Livro após livro, a sociedade é derrubada para mais tarde dar lugar a um mundo melhor e mais pacífico. Esses temas podem nos parecer menos convincentes hoje em dia, depois dos pavorosos regimes estabelecidos do início a meados do século passado. Em 1910, alguns anos depois da publicação de A guerra dos mundos, Wells publicou o encantador romance As aventuras do sr. Polly. Incorporando vários aspectos da vida anterior de Wells, em especial a fuga do sr. Polly das lojas de tecidos, o livro também apresenta um sonho comum a muitos homens da época: escapar do cativeiro das lojas para se tornar um trabalhador ocasional numa estalagem no campo, de propriedade de uma mulher agradável e situada às margens de um rio imaculado. É uma forma de utopia individual, em que o sr. Polly finalmente encontra a felicidade.

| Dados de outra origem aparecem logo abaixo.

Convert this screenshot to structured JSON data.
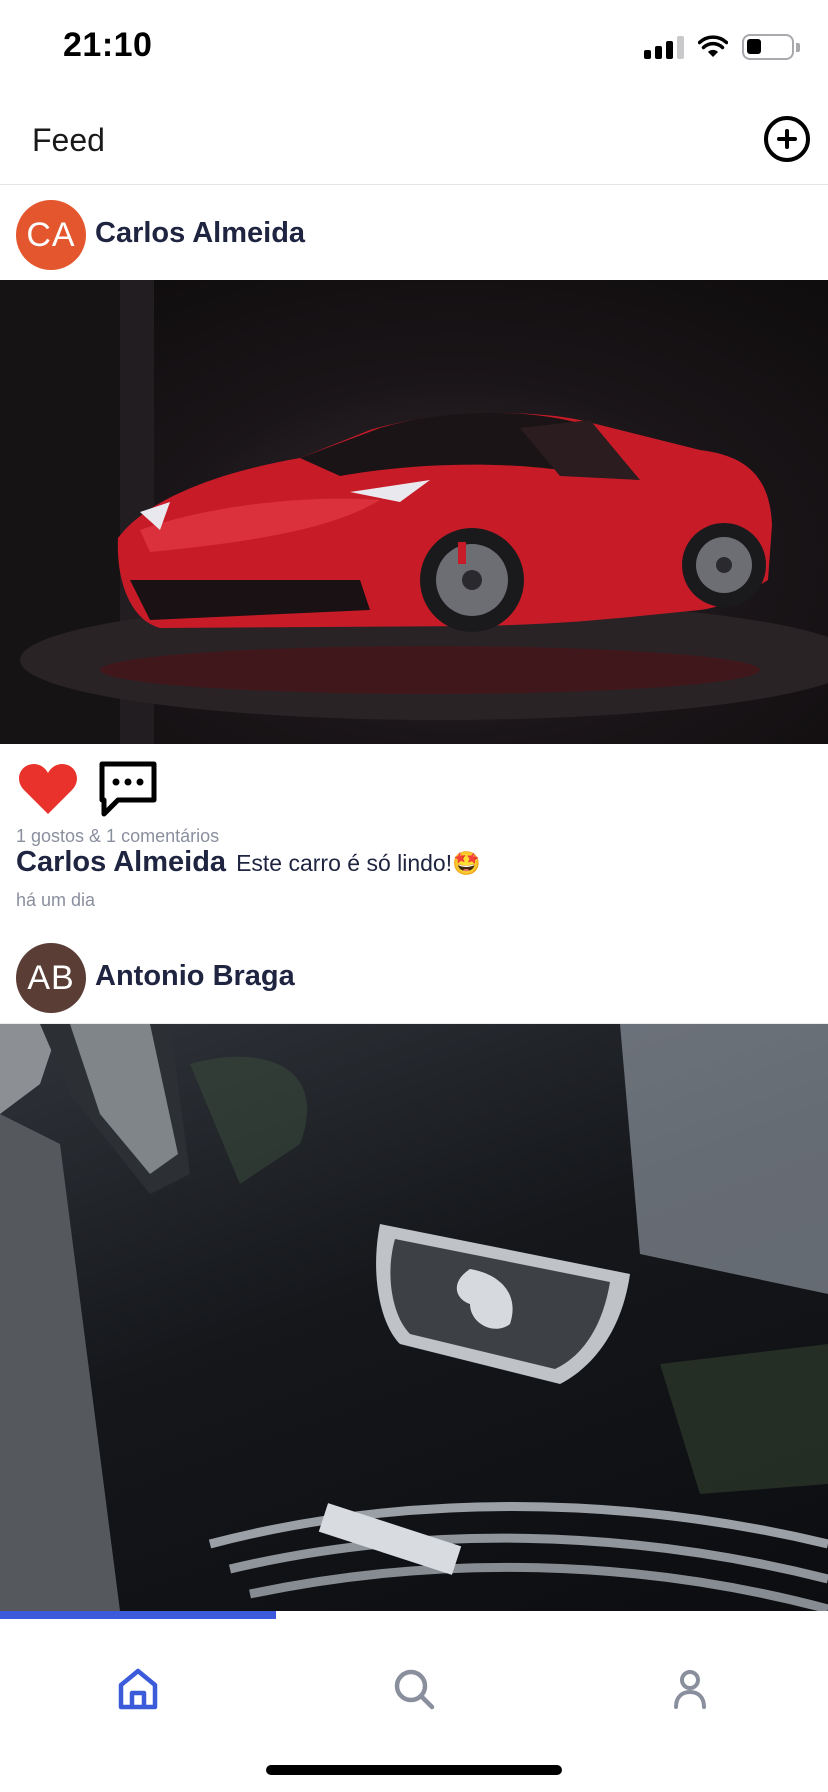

Uma variante desse quadro aparece em 1984, em que a modesta utopia de Orwell é ter privacidade e uma mulher para amar. A utopia do sr. Polly tem duração maior do que a de Winston Smith. O mundo se tornara mais sombrio nos anos 1940.

Este é um momento oportuno para comentar os filmes e programas de rádio feitos a partir do livro de Wells. Em outubro de 1938, uma encenação radiofônica baseada em A guerra dos mundos, estrelada por Orson Welles, foi transmitida nos Estados Unidos (e retransmitida muito depois pela rádio BBC). Produzida de forma documental, seu cenário foi transposto para a costa leste norte-americana. Muitos ouvintes entraram em pânico, acreditando que a Terra realmente estava sendo invadida por marcianos, e fugiram para as proverbiais montanhas. Hoje é difícil entender como o público pôde ser tão crédulo, mas os acontecimentos daquela noite foram assunto de textos universitários e inspiraram um estúdio de cinema a fazer um filme.

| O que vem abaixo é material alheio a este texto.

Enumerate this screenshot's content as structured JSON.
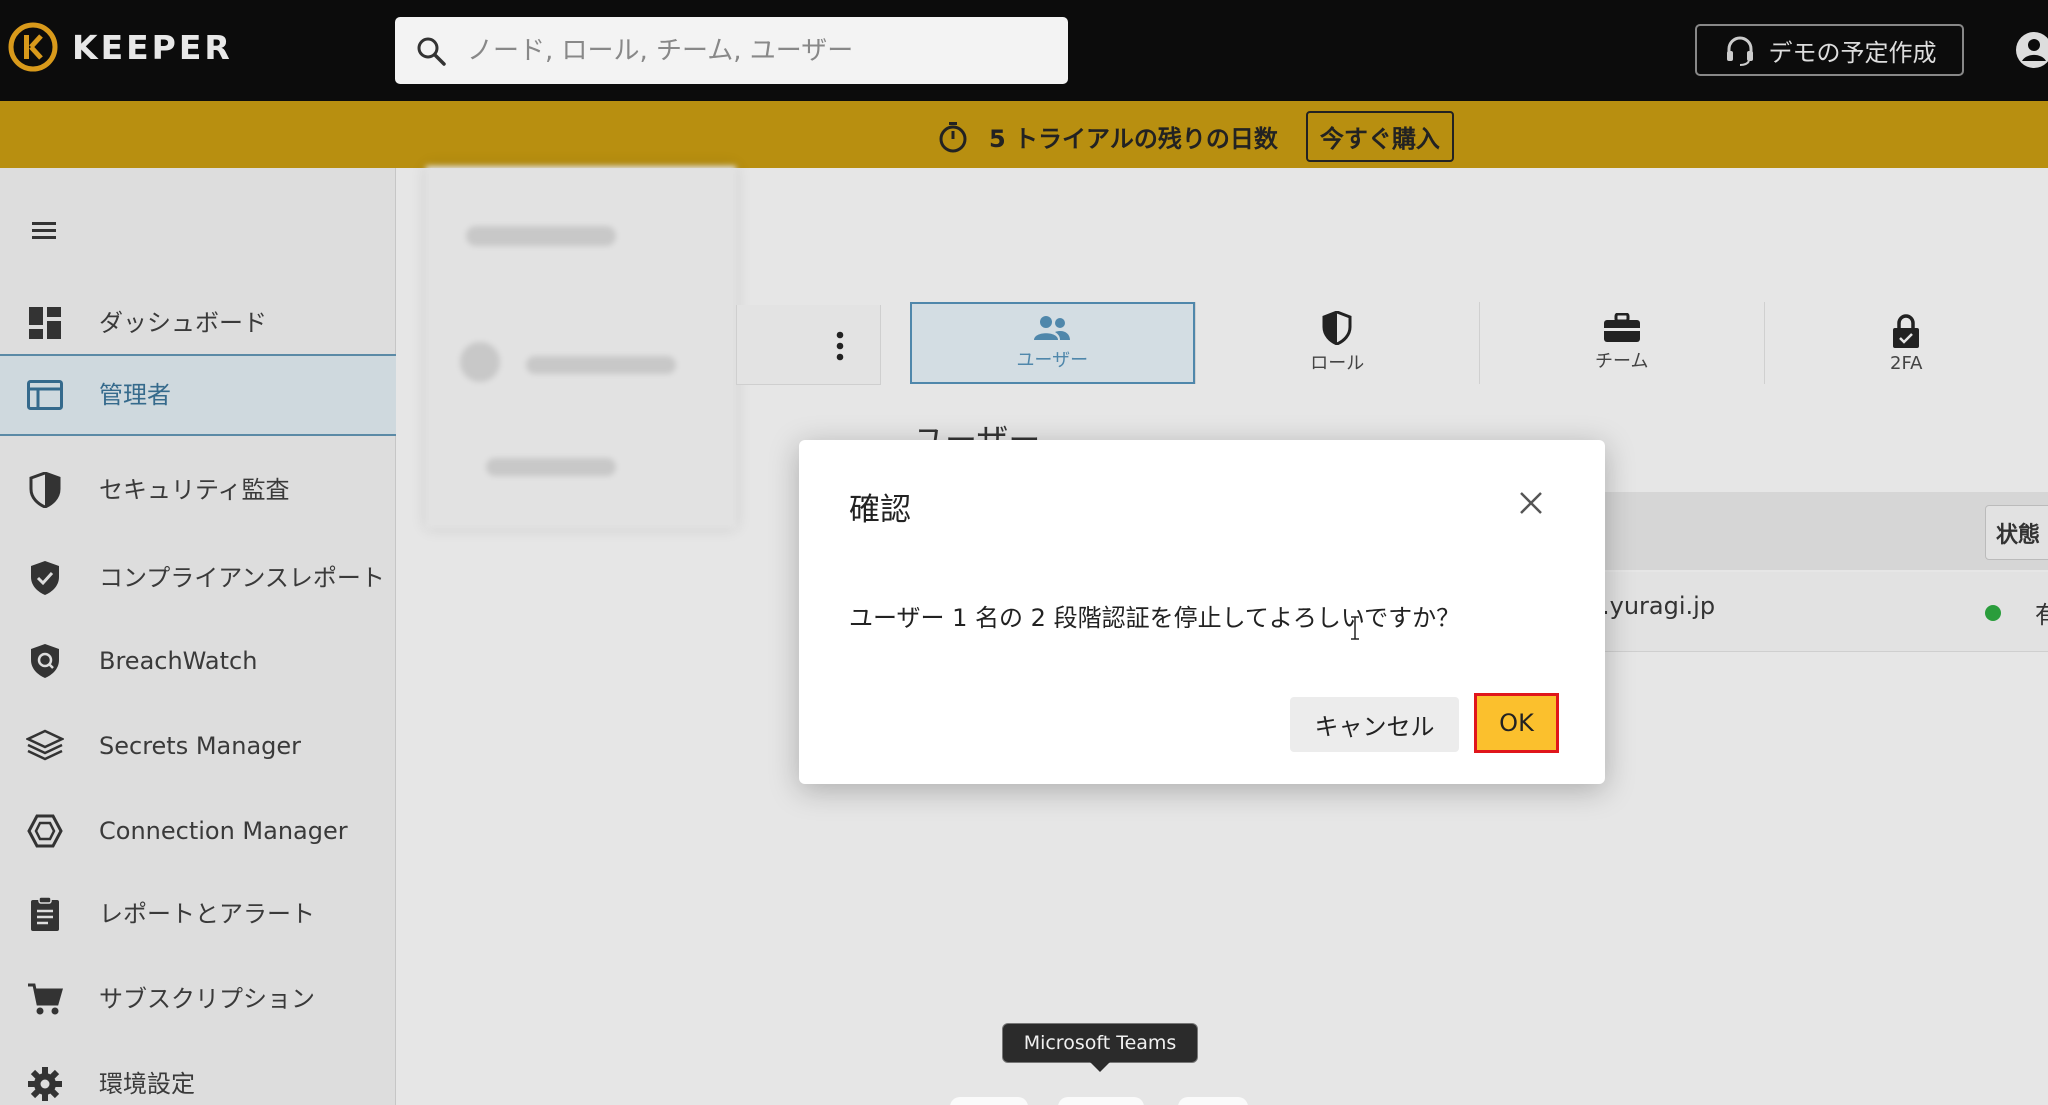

A guerra dos mundos foi filmado por George Pal, da Paramount Productions, e lançado em 1953. A abertura é esplêndida. Sir Cedric Hardwicke, ilustre membro do contingente de atores britânicos residentes em Hollywood, narra boa parte do primeiro parágrafo do romance diante de um céu estrelado.

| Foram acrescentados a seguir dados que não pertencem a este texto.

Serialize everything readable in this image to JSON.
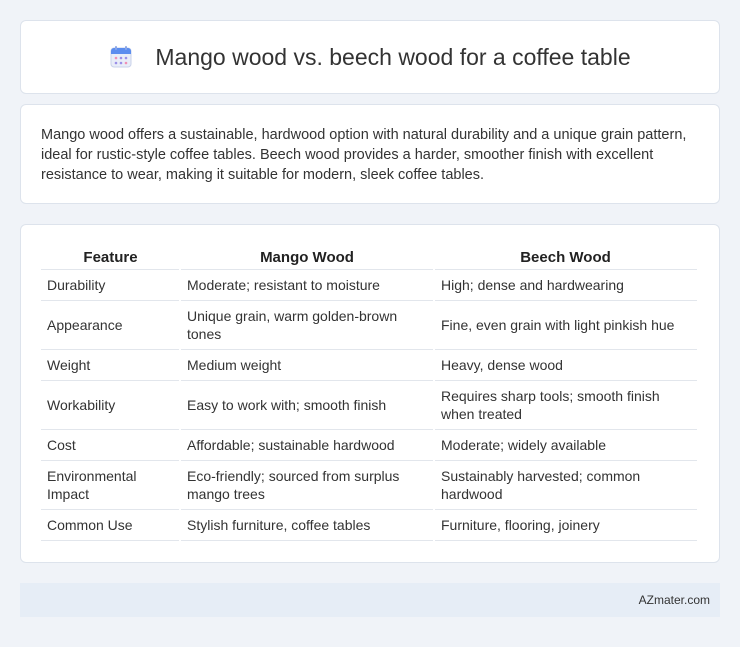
{
  "header": {
    "title": "Mango wood vs. beech wood for a coffee table",
    "icon": "calendar-icon"
  },
  "intro": {
    "text": "Mango wood offers a sustainable, hardwood option with natural durability and a unique grain pattern, ideal for rustic-style coffee tables. Beech wood provides a harder, smoother finish with excellent resistance to wear, making it suitable for modern, sleek coffee tables."
  },
  "table": {
    "headers": [
      "Feature",
      "Mango Wood",
      "Beech Wood"
    ],
    "rows": [
      [
        "Durability",
        "Moderate; resistant to moisture",
        "High; dense and hardwearing"
      ],
      [
        "Appearance",
        "Unique grain, warm golden-brown tones",
        "Fine, even grain with light pinkish hue"
      ],
      [
        "Weight",
        "Medium weight",
        "Heavy, dense wood"
      ],
      [
        "Workability",
        "Easy to work with; smooth finish",
        "Requires sharp tools; smooth finish when treated"
      ],
      [
        "Cost",
        "Affordable; sustainable hardwood",
        "Moderate; widely available"
      ],
      [
        "Environmental Impact",
        "Eco-friendly; sourced from surplus mango trees",
        "Sustainably harvested; common hardwood"
      ],
      [
        "Common Use",
        "Stylish furniture, coffee tables",
        "Furniture, flooring, joinery"
      ]
    ]
  },
  "footer": {
    "site": "AZmater.com"
  }
}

Em vez da Inglaterra, o sul da Califórnia. Em vez de Woking, Los Angeles. Um ator de queixo quadrado e uma atriz inexpressiva formam o par romântico. Os diálogos se arrastam, mas as máquinas marcianas em forma de bumerangue são atraentes. É um filme barulhento, cheio de destruição.

Como vimos, o clérigo de Wells é um tipo desprezível. O diretor Byron Haskin o transforma numa figura heroica. Avançando de peito aberto em direção aos marcianos, o heroico padre declama, “Ainda que eu caminhe pelo Vale da Morte, não temerei nenhum mal”, quando — pou! — um raio de calor o fulmina.

Uma série de TV americana baseada no romance de Wells foi ao ar em 1988 e teve 42 episódios.

Esses filmes e outros, como Kipps e The History of Mr Polly, evidenciam uma diferença entre o temperamento britânico e o norte-americano. Os britânicos gostam — ou certamente gostavam — de uma pitada de melancolia nas histórias, para dar mais sabor. Os norte-americanos preferem o individualismo triunfante, tal como o propagado na ficção científica pelo grupo de escritores formado por Robert Heinlein, Isaac Asimov e John Campbell. Essa preferência ficou ainda mais evidente com a trajetória de A guerra dos mundos nos Estados Unidos.

O romance foi publicado clandestinamente em fascículos num jornal dos Estados Unidos. Mas os norte-americanos não se conformaram com a invasão marciana. Um jornalista chamado Garrett P. Serviss escreveu uma espécie de sequência ao romance de Wells intitulada Edison’s Conquest of Mars [Edison conquista Marte]. Thomas Edison inventa a antigravidade e um raio desintegrador, e parte com uma frota de espaçonaves para pulverizar Marte.